Speaking at a Bloomberg cybersecurity conference, Rogers said the agency does not have access to drivers’ licenses or passport photo databases to search for Americans. The New York Times reported Sunday that the agency harvests about 55,000 “facial recognition quality images” on a daily basis as part of its global surveillance operations.

“Our mission at the NSA is very explicit — foreign intelligence and [cybersecurity],” he said. “If we do anything against U.S. persons, we have specific legal constraints that we must apply. We just don’t unilaterally decide, ‘Hey, today I’m going after Citizen X, Y and Z.’ “

Leaks by former NSA contractor Edward Snowden have revealed, for instance, that the agency has been collecting and recording an entire foreign nation’s phone calls and has tracked large numbers of cellphone locations overseas for foreign intelligence purposes.

Rogers argued that the public has not focused on the protections afforded Americans in its collection efforts. “If we come to a realization that someone we’re tracking has a U.S. connection that we were unaware of, in broad terms, we have to stop what we’re doing,” he said. “If we think there’s a legal basis to this, then we have to get a legal authority or justification” to continue.
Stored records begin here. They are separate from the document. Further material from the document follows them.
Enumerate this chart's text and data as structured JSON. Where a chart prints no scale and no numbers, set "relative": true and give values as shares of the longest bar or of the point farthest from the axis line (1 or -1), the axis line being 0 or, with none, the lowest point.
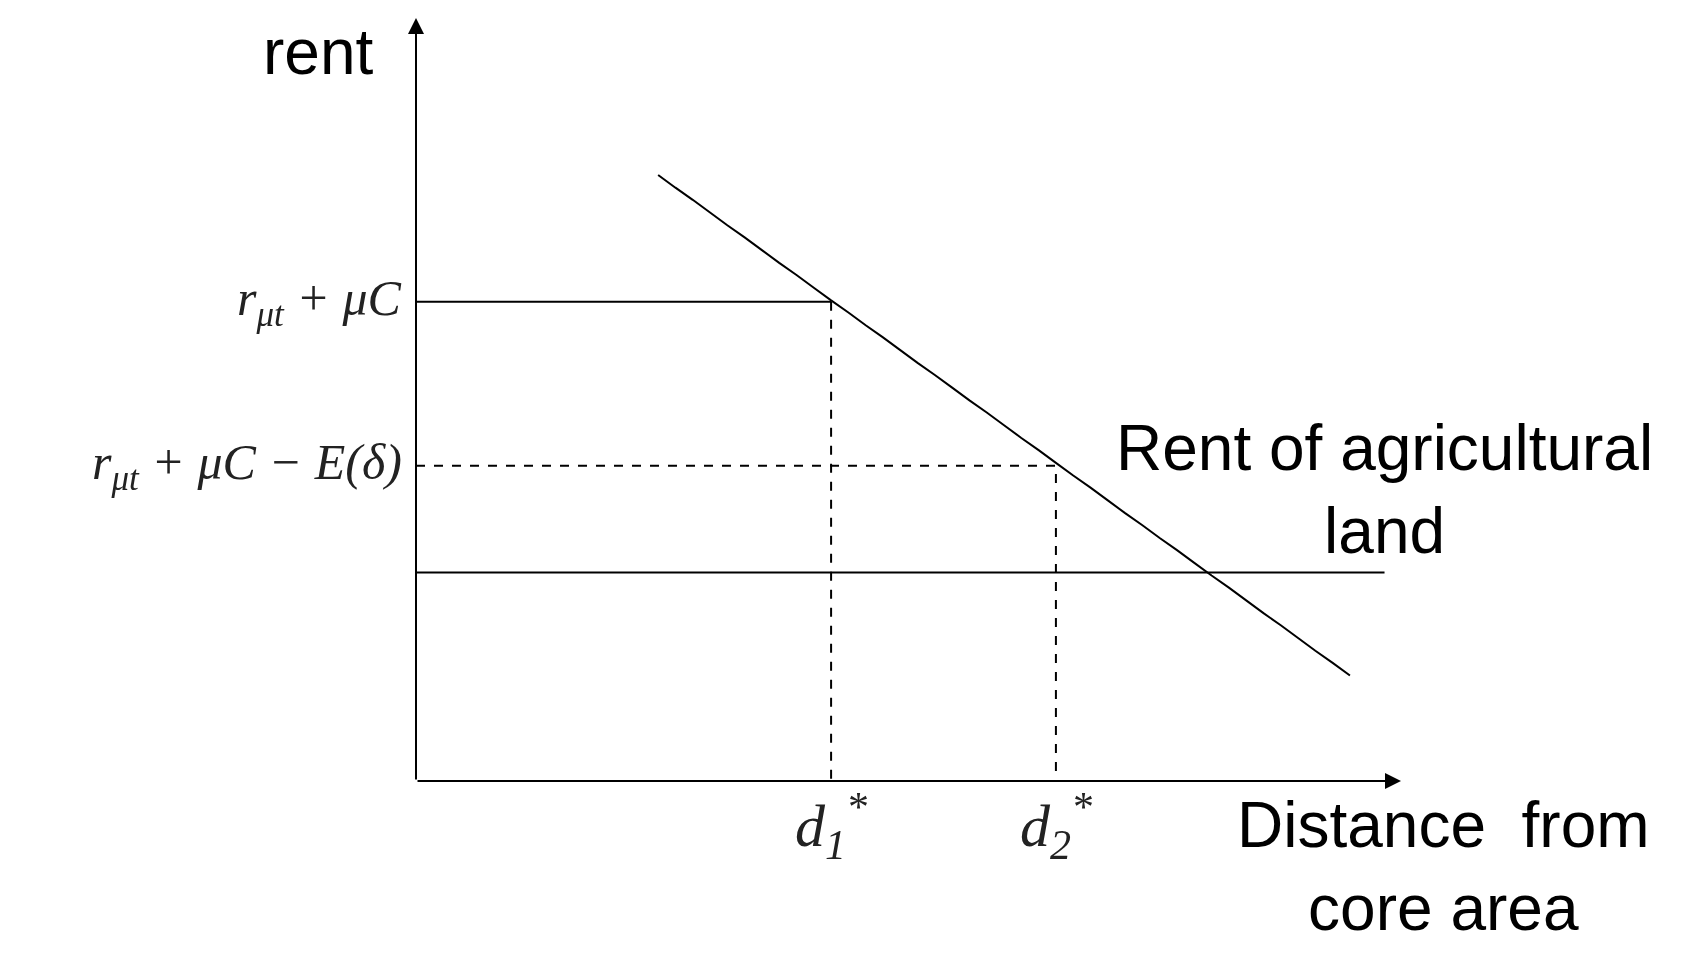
{
  "chart_data": {
    "type": "line",
    "relative": true,
    "xlabel": "Distance  from\ncore area",
    "ylabel": "rent",
    "categories": [
      null,
      null,
      null,
      null,
      null,
      null,
      null,
      null,
      null,
      null,
      null,
      null,
      null,
      null,
      null,
      null,
      null,
      null,
      null,
      null,
      null,
      null,
      null,
      null,
      "d$_{1}$$^{*}$",
      null,
      null,
      null,
      null,
      null,
      null,
      null,
      null,
      null,
      null,
      null,
      null,
      "d$_{2}$$^{*}$",
      null,
      null,
      null,
      null,
      null,
      null,
      null,
      null,
      null,
      null,
      null,
      null,
      null,
      null,
      null,
      null,
      null,
      null,
      null
    ],
    "series": [
      {
        "color": "#000000",
        "values": [
          null,
          null,
          null,
          null,
          null,
          null,
          null,
          null,
          null,
          null,
          null,
          null,
          null,
          null,
          1,
          0.979,
          0.959,
          0.938,
          0.917,
          0.897,
          0.876,
          0.855,
          0.835,
          0.814,
          0.793,
          0.773,
          0.752,
          0.732,
          0.711,
          0.69,
          0.67,
          0.649,
          0.628,
          0.608,
          0.587,
          0.566,
          0.546,
          0.525,
          0.504,
          0.484,
          0.463,
          0.442,
          0.422,
          0.401,
          0.381,
          0.36,
          0.339,
          0.319,
          0.298,
          0.277,
          0.257,
          0.236,
          0.215,
          0.195,
          0.174,
          null,
          null
        ]
      },
      {
        "name": "r$_{μt}$ + μC",
        "color": "#000000",
        "values": [
          0.791,
          0.791,
          0.791,
          0.791,
          0.791,
          0.791,
          0.791,
          0.791,
          0.791,
          0.791,
          0.791,
          0.791,
          0.791,
          0.791,
          0.791,
          0.791,
          0.791,
          0.791,
          0.791,
          0.791,
          0.791,
          0.791,
          0.791,
          0.791,
          0.791,
          null,
          null,
          null,
          null,
          null,
          null,
          null,
          null,
          null,
          null,
          null,
          null,
          null,
          null,
          null,
          null,
          null,
          null,
          null,
          null,
          null,
          null,
          null,
          null,
          null,
          null,
          null,
          null,
          null,
          null,
          null,
          null
        ]
      },
      {
        "type": "step",
        "color": "#000000",
        "line_style": "dashed",
        "values": [
          null,
          null,
          null,
          null,
          null,
          null,
          null,
          null,
          null,
          null,
          null,
          null,
          null,
          null,
          null,
          null,
          null,
          null,
          null,
          null,
          null,
          null,
          null,
          null,
          0.791,
          0,
          null,
          null,
          null,
          null,
          null,
          null,
          null,
          null,
          null,
          null,
          null,
          null,
          null,
          null,
          null,
          null,
          null,
          null,
          null,
          null,
          null,
          null,
          null,
          null,
          null,
          null,
          null,
          null,
          null,
          null,
          null
        ]
      },
      {
        "name": "r$_{μt}$ + μC − E(δ)",
        "type": "step",
        "color": "#000000",
        "line_style": "dashed",
        "values": [
          0.52,
          0.52,
          0.52,
          0.52,
          0.52,
          0.52,
          0.52,
          0.52,
          0.52,
          0.52,
          0.52,
          0.52,
          0.52,
          0.52,
          0.52,
          0.52,
          0.52,
          0.52,
          0.52,
          0.52,
          0.52,
          0.52,
          0.52,
          0.52,
          0.52,
          0.52,
          0.52,
          0.52,
          0.52,
          0.52,
          0.52,
          0.52,
          0.52,
          0.52,
          0.52,
          0.52,
          0.52,
          0.52,
          0,
          null,
          null,
          null,
          null,
          null,
          null,
          null,
          null,
          null,
          null,
          null,
          null,
          null,
          null,
          null,
          null,
          null,
          null
        ]
      },
      {
        "name": "Rent of agricultural\nland",
        "color": "#000000",
        "values": [
          0.344,
          0.344,
          0.344,
          0.344,
          0.344,
          0.344,
          0.344,
          0.344,
          0.344,
          0.344,
          0.344,
          0.344,
          0.344,
          0.344,
          0.344,
          0.344,
          0.344,
          0.344,
          0.344,
          0.344,
          0.344,
          0.344,
          0.344,
          0.344,
          0.344,
          0.344,
          0.344,
          0.344,
          0.344,
          0.344,
          0.344,
          0.344,
          0.344,
          0.344,
          0.344,
          0.344,
          0.344,
          0.344,
          0.344,
          0.344,
          0.344,
          0.344,
          0.344,
          0.344,
          0.344,
          0.344,
          0.344,
          0.344,
          0.344,
          0.344,
          0.344,
          0.344,
          0.344,
          0.344,
          0.344,
          0.344,
          0.344
        ]
      }
    ]
  }
}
But he did not address what happens with the communications of Americans who are not targeted but whose data is swept up anyway, either because they are in contact with a target or because of the way data is collected. How much of that data is being collected today, how often that data is searched for Americans’ communications, and how strong the protections ought to be are still matters of debate.

This is particularly an issue in an era in which digital communications zip around the globe, defying the distinctions created by a privacy system that places greater restrictions on data intercepted on U.S. soil.

Rogers also sought to broaden public concern beyond what the spy agency is doing to the vast amounts of digital data being collected through other means or by private companies — “whether it’s the cameras out on the street or every one of your personal digital devices constantly asking you, ‘Can I share where you are?’ “

He added: “We have framed this debate way too narrow, from my perspective. This is much bigger than the National Security Agency.”

Rogers did not, however, discuss the deeper questions of why it is in the nation’s interest for the agency to collect such large amounts of digital data and whether pervasive surveillance will diminish user trust in the Internet.

Asked his opinion of Snowden, who was recently interviewed by NBC News, Rogers said he seemed to be “an intelligent individual, articulate.” But, he added: “He seemed fairly arrogant … I fundamentally disagree with what he did.”

Asked whether he thought that Snowden, who is in Russia under temporary asylum, could be a double agent, Rogers said: “Probably not.” But, he added, an investigation continues.